On entering the cabin, Pamela sees Brenda’s body and laments about how young she was and ponders what kind of monster could have done such a thing (a huge red flag as she is the killer. She appears to be unable to reconcile herself with the fact that she is the killer or she suffers from multiple personalities). She also opines how Steve should never have opened the place again as theres been too much trouble.
Her speech then becomes more agitated when she starts to talk about a young boy who had drowned years before and how the young counsellors who should have been watching him had been too busy making love. Notice Alice’s body language here. She knows all is not right with her current situation and her new acquaintance.
Pamela explains that the person who drowned was actually her son and that not only was she the cook at the camp then but was actually working the day he drowned. Her ability to unpredictably become violent is shown as she says that Jason ‘should have been watched every minute’ and grabs Alice by the arms and gives her an abrupt shake to emphasise the point. She is just about to disclose that her son was disabled but quickly stops herself and mentions that he ‘wasn’t a very good swimmer’ instead (this also stops her reminiscences that are becoming violent and brings her back to earth again).
She then suggests that Alice and her ‘can go now’ as she strokes Alice’s hair. But Alice’s hunch that all is not right means she resists this as she says that instead they should wait for Steve Christy to come back. Voorhees says ‘That’s not necessary’ which is another red flag (as she’s killed Christy) before she starts to have flashbacks to her son drowning. She even starts to respond to her son’s pleas for help within the flashback.

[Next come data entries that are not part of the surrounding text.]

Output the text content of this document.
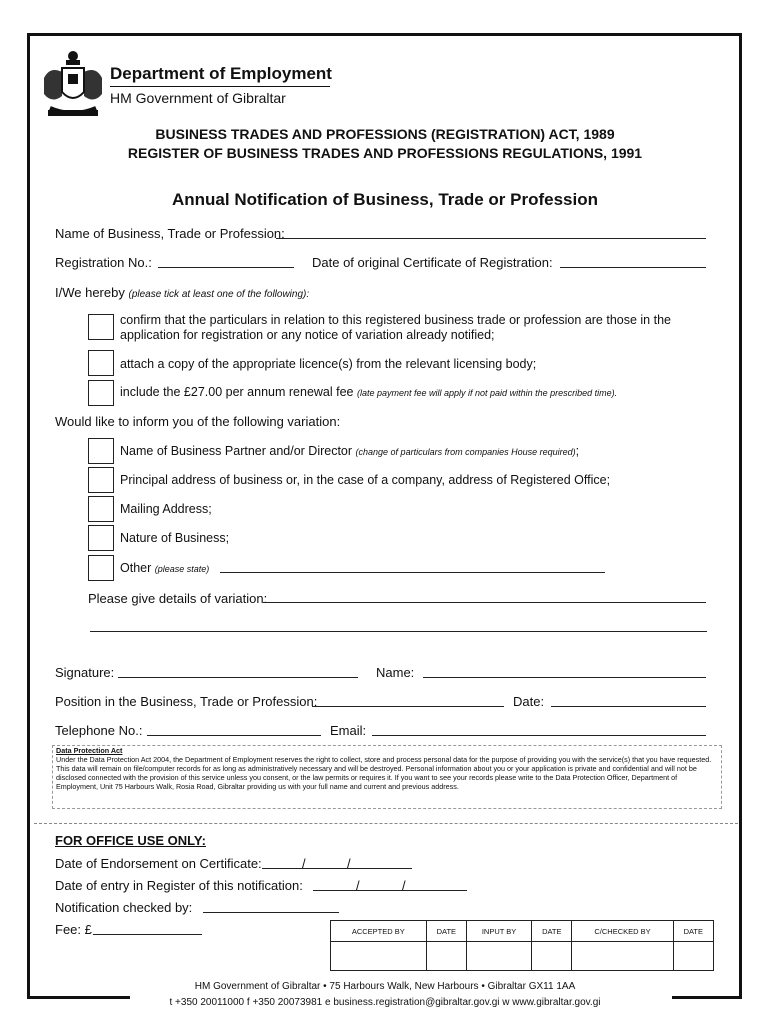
Department of Employment
HM Government of Gibraltar
BUSINESS TRADES AND PROFESSIONS (REGISTRATION) ACT, 1989
REGISTER OF BUSINESS TRADES AND PROFESSIONS REGULATIONS, 1991
Annual Notification of Business, Trade or Profession
Name of Business, Trade or Profession:
Registration No.:	Date of original Certificate of Registration:
I/We hereby (please tick at least one of the following):
confirm that the particulars in relation to this registered business trade or profession are those in the
application for registration or any notice of variation already notified;
attach a copy of the appropriate licence(s) from the relevant licensing body;
include the £27.00 per annum renewal fee (late payment fee will apply if not paid within the prescribed time).
Would like to inform you of the following variation:
Name of Business Partner and/or Director (change of particulars from companies House required);
Principal address of business or, in the case of a company, address of Registered Office;
Mailing Address;
Nature of Business;
Other (please state)
Please give details of variation:
Signature:	Name:
Position in the Business, Trade or Profession:	Date:
Telephone No.:	Email:
Data Protection Act
Under the Data Protection Act 2004, the Department of Employment reserves the right to collect, store and process personal data for the purpose of providing you with the service(s) that you have requested. This data will remain on file/computer records for as long as administratively necessary and will be destroyed. Personal information about you or your application is private and confidential and will not be disclosed connected with the provision of this service unless you consent, or the law permits or requires it. If you want to see your records please write to the Data Protection Officer, Department of Employment, Unit 75 Harbours Walk, Rosia Road, Gibraltar providing us with your full name and current and previous address.
FOR OFFICE USE ONLY:
Date of Endorsement on Certificate:	/	/
Date of entry in Register of this notification:	/	/
Notification checked by:
Fee: £	ACCEPTED BY	DATE	INPUT BY	DATE	C/CHECKED BY	DATE

HM Government of Gibraltar • 75 Harbours Walk, New Harbours • Gibraltar GX11 1AA
t +350 20011000 f +350 20073981 e business.registration@gibraltar.gov.gi w www.gibraltar.gov.gi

Oh boy.
This part of the scene is also very interesting as within the original script it was very different. There was a whole plotline in which we’d have a clue as to the killer’s identity. The murder of Barry and Claudine (the frisky counsellors who are the first to be killed during the film) originally would see Mrs Voorhees (who would still remain faceless within the sequence so that the film still had the ‘whodunnit’ aspect to it) lose her small finger. During the scene in which Mrs Voorhees’ character is introduced and Alice is realising that she’s a nutjob, when she says to Alice that they ‘can go now’ Pamela was going to stroke Alice’s hair and the audience would see that she’s missing her little finger thus revealing that she’s the killer. This ‘missing finger’ idea feels like something from a Giallo movie and was used a couple of years after in Lucio Fulci’s movie The New York Ripper which featured a character who was missing two fingers from his right hand.

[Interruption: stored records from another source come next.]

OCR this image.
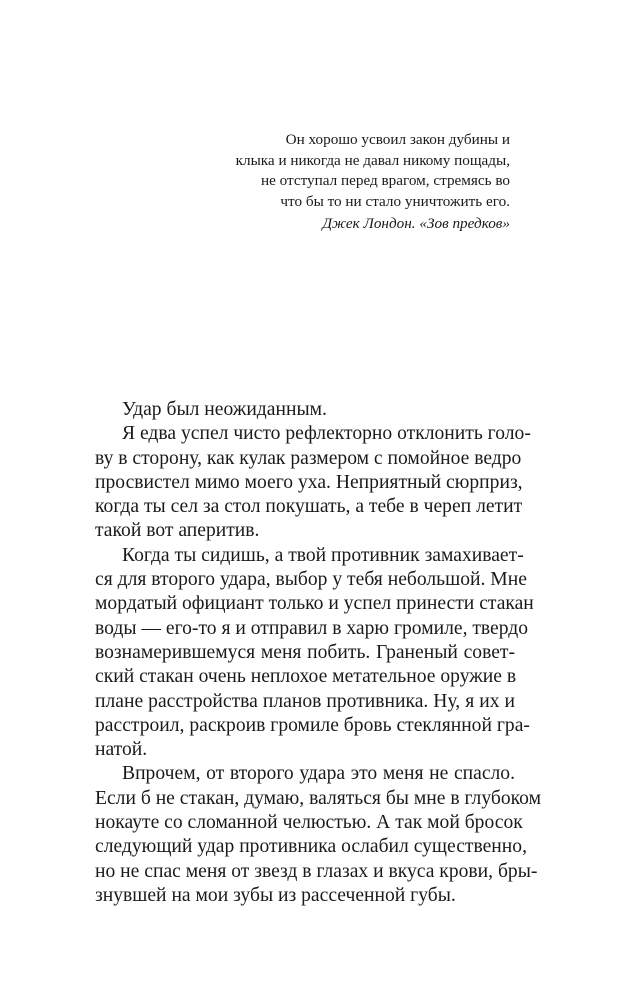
Он хорошо усвоил закон дубины и
клыка и никогда не давал никому пощады,
не отступал перед врагом, стремясь во
что бы то ни стало уничтожить его.
Джек Лондон. «Зов предков»
Удар был неожиданным.
Я едва успел чисто рефлекторно отклонить голо-
ву в сторону, как кулак размером с помойное ведро
просвистел мимо моего уха. Неприятный сюрприз,
когда ты сел за стол покушать, а тебе в череп летит
такой вот аперитив.
Когда ты сидишь, а твой противник замахивает-
ся для второго удара, выбор у тебя небольшой. Мне
мордатый официант только и успел принести стакан
воды — его-то я и отправил в харю громиле, твердо
вознамерившемуся меня побить. Граненый совет-
ский стакан очень неплохое метательное оружие в
плане расстройства планов противника. Ну, я их и
расстроил, раскроив громиле бровь стеклянной гра-
натой.
Впрочем, от второго удара это меня не спасло.
Если б не стакан, думаю, валяться бы мне в глубоком
нокауте со сломанной челюстью. А так мой бросок
следующий удар противника ослабил существенно,
но не спас меня от звезд в глазах и вкуса крови, бры-
знувшей на мои зубы из рассеченной губы.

This part of the scene shows that Alice’s hunches were spot-on and she’s now with someone who is very deranged and very dangerous. Mrs Voorhees explains that Jason was her son and today is his birthday (whilst fixing a very scary grin on her face). Alice asks about where Mr Christy is but this goes unheard by Pamela who is in the zone and thinking aloud that she couldn’t let them open the summer camp again, could she? Not after that had happened. She then laments her ‘sweet, innocent Jason’ whilst again visualising him drowning.
However this is abruptly shattered as she then starts to personally accuse Alice of letting her son drown and of not paying any attention. Her raison d’être is now revealed. She is forever avenging the death of her son by killing the camp counsellors who are just as horny and irresponsible as Barry and Claudine who weren’t watching Jason. If they had watched him he wouldn’t be dead now.

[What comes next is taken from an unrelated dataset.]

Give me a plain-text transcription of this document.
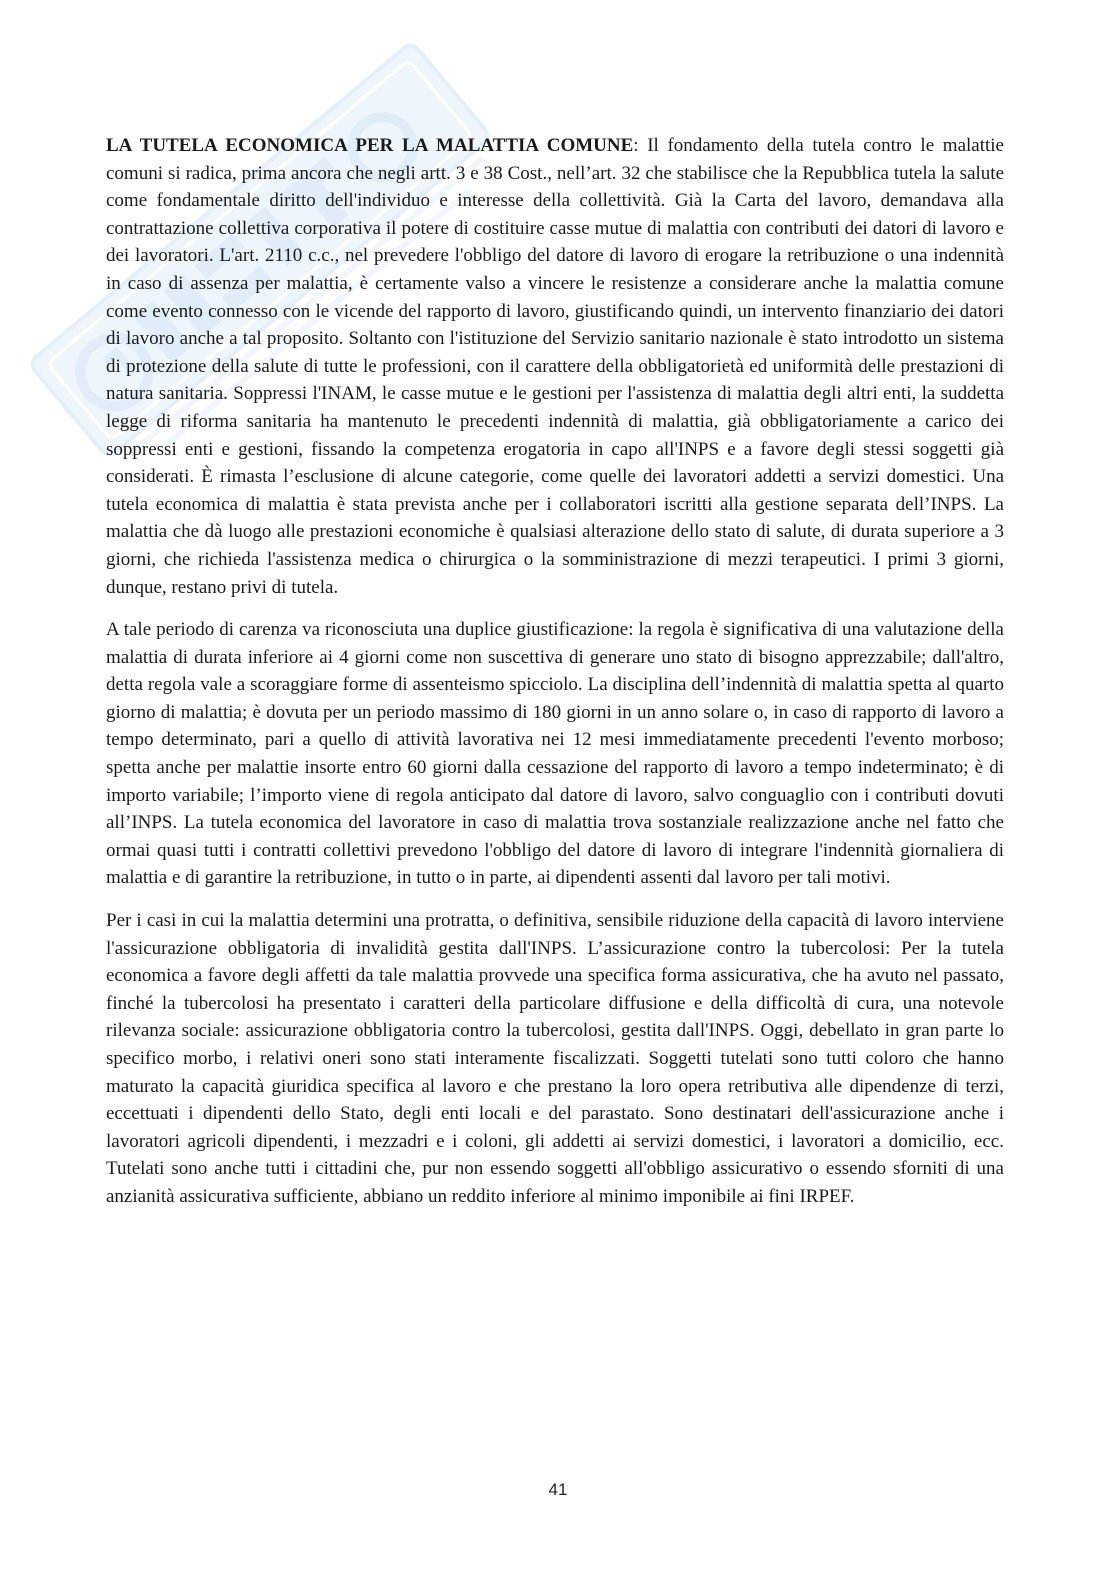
LA TUTELA ECONOMICA PER LA MALATTIA COMUNE: Il fondamento della tutela contro le malattie comuni si radica, prima ancora che negli artt. 3 e 38 Cost., nell’art. 32 che stabilisce che la Repubblica tutela la salute come fondamentale diritto dell'individuo e interesse della collettività. Già la Carta del lavoro, demandava alla contrattazione collettiva corporativa il potere di costituire casse mutue di malattia con contributi dei datori di lavoro e dei lavoratori. L'art. 2110 c.c., nel prevedere l'obbligo del datore di lavoro di erogare la retribuzione o una indennità in caso di assenza per malattia, è certamente valso a vincere le resistenze a considerare anche la malattia comune come evento connesso con le vicende del rapporto di lavoro, giustificando quindi, un intervento finanziario dei datori di lavoro anche a tal proposito. Soltanto con l'istituzione del Servizio sanitario nazionale è stato introdotto un sistema di protezione della salute di tutte le professioni, con il carattere della obbligatorietà ed uniformità delle prestazioni di natura sanitaria. Soppressi l'INAM, le casse mutue e le gestioni per l'assistenza di malattia degli altri enti, la suddetta legge di riforma sanitaria ha mantenuto le precedenti indennità di malattia, già obbligatoriamente a carico dei soppressi enti e gestioni, fissando la competenza erogatoria in capo all'INPS e a favore degli stessi soggetti già considerati. È rimasta l’esclusione di alcune categorie, come quelle dei lavoratori addetti a servizi domestici. Una tutela economica di malattia è stata prevista anche per i collaboratori iscritti alla gestione separata dell’INPS. La malattia che dà luogo alle prestazioni economiche è qualsiasi alterazione dello stato di salute, di durata superiore a 3 giorni, che richieda l'assistenza medica o chirurgica o la somministrazione di mezzi terapeutici. I primi 3 giorni, dunque, restano privi di tutela.

A tale periodo di carenza va riconosciuta una duplice giustificazione: la regola è significativa di una valutazione della malattia di durata inferiore ai 4 giorni come non suscettiva di generare uno stato di bisogno apprezzabile; dall'altro, detta regola vale a scoraggiare forme di assenteismo spicciolo. La disciplina dell’indennità di malattia spetta al quarto giorno di malattia; è dovuta per un periodo massimo di 180 giorni in un anno solare o, in caso di rapporto di lavoro a tempo determinato, pari a quello di attività lavorativa nei 12 mesi immediatamente precedenti l'evento morboso; spetta anche per malattie insorte entro 60 giorni dalla cessazione del rapporto di lavoro a tempo indeterminato; è di importo variabile; l’importo viene di regola anticipato dal datore di lavoro, salvo conguaglio con i contributi dovuti all’INPS. La tutela economica del lavoratore in caso di malattia trova sostanziale realizzazione anche nel fatto che ormai quasi tutti i contratti collettivi prevedono l'obbligo del datore di lavoro di integrare l'indennità giornaliera di malattia e di garantire la retribuzione, in tutto o in parte, ai dipendenti assenti dal lavoro per tali motivi.

Per i casi in cui la malattia determini una protratta, o definitiva, sensibile riduzione della capacità di lavoro interviene l'assicurazione obbligatoria di invalidità gestita dall'INPS. L’assicurazione contro la tubercolosi: Per la tutela economica a favore degli affetti da tale malattia provvede una specifica forma assicurativa, che ha avuto nel passato, finché la tubercolosi ha presentato i caratteri della particolare diffusione e della difficoltà di cura, una notevole rilevanza sociale: assicurazione obbligatoria contro la tubercolosi, gestita dall'INPS. Oggi, debellato in gran parte lo specifico morbo, i relativi oneri sono stati interamente fiscalizzati. Soggetti tutelati sono tutti coloro che hanno maturato la capacità giuridica specifica al lavoro e che prestano la loro opera retributiva alle dipendenze di terzi, eccettuati i dipendenti dello Stato, degli enti locali e del parastato. Sono destinatari dell'assicurazione anche i lavoratori agricoli dipendenti, i mezzadri e i coloni, gli addetti ai servizi domestici, i lavoratori a domicilio, ecc. Tutelati sono anche tutti i cittadini che, pur non essendo soggetti all'obbligo assicurativo o essendo sforniti di una anzianità assicurativa sufficiente, abbiano un reddito inferiore al minimo imponibile ai fini IRPEF.

41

To emphasise that she has now turned very nasty indeed she knocks over a table that is in her way.
Mrs Voorhees then reveals that she is wearing a knife in a holder strapped around her waist (one hell of a way to accessorise) that instantly reminded me of the Manson Family and also the character of Crackers in the John Waters film Pink Flamingos who also wore the same thing which is visible during the home invasion scene within the film. Waters was seemingly Manson obsessed at the time and so the two could have been connected.
Pamela goes for Alice with the knife but it is batted away with a poker that Alice grabs who then hits Pamela with it on the back as she falls down.
What happens next is that Alice discovers more bodies in what constitutes a kind of ‘Big Reveal’ or ‘shocking denouement’ in which The Final Girl (Alice) is in no doubt that her adversary (in this instance, Mrs Voorhees) is murderous and that her life is in serious danger. She must now fight for her life against this foe or she will end up the same way as the other victims that have now been revealed to her in such a dramatic fashion. The idea of the ‘Big Reveal’ is a slasher movie convention with the most obvious example being from 1978’s Halloween in which Laurie goes over to the house across the street and finds the victims of Michael Myers that are revealed in ghoulish fashion.
She races outside to the 4×4 that Mrs Voorhees arrived in and sees the dead mutilated body of Annie the camp cook who never actually made it to the camp (not alive anyway. Does that mean that Mrs Voorhees was driving around for most of the day with Annie’s dead body in the passenger seat?! I hope so) and then the body of Steve Christy who has been suspended upside down from a tree and suddenly flops down as Alice approaches.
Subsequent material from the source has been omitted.